By Gayatri Murthy, Maria Fernandez-Vida


As Fintech companies targeting poor and underserved customers grow and scale, there is a lack of granularity on how their business models solve pain points in financial inclusion and what the industry can learn from the iterations in their business models. CGAP launched a fintech initiative in 2016 to better understand these innovations and draw clear linkages to financial inclusion, where they existed. We worked with 18 fintechs in Africa and South Asia that targeted financial services to low-income or underserved customers in their markets. Our goal was to learn about the innovations and generate insight on whether (i) the services work as stated, (ii) create value for underserved customers, and (iii) ease age-old pain points in delivering financial services to the underserved.

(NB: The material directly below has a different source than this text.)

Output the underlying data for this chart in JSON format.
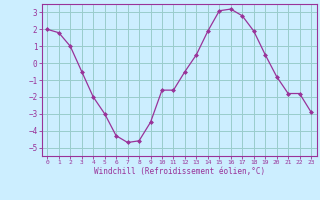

Our insights are detailed in “Fintechs and Financial Inclusion.” This paper is a companion piece that takes a closer look at each of the fintechs in our study. To frame our research, we grouped the 18 fintechs into five different areas innovation areas:

  • Interactive customer engagement • Smartphone-based payments
  • Connections-based finance
  • Location-based smallholder finance
  • De-risking unproductive expenses

In each case, we describe the service that was piloted, the nature of our testing, and emerging lessons. Since the products in the pilots differed widely, each pilot has its own metrics for success. Some pilots have quantitative metrics, while others have qualitative metrics. As is the nature of start-up innovation, not all pilots were successful. In fact, few were successful in exactly the way we envisioned. When they were successful, we saw the spark of innovation and impact burning bright and shining a light on financial inclusion of underserved customers. Even when pilots were not successful, they exposed areas that need to be reconsidered and reworked. These were just as valuable. We also conducted independent research with the staff and customers of seven of the start-ups, in collaboration with the Busara Center for Behavioral Economics.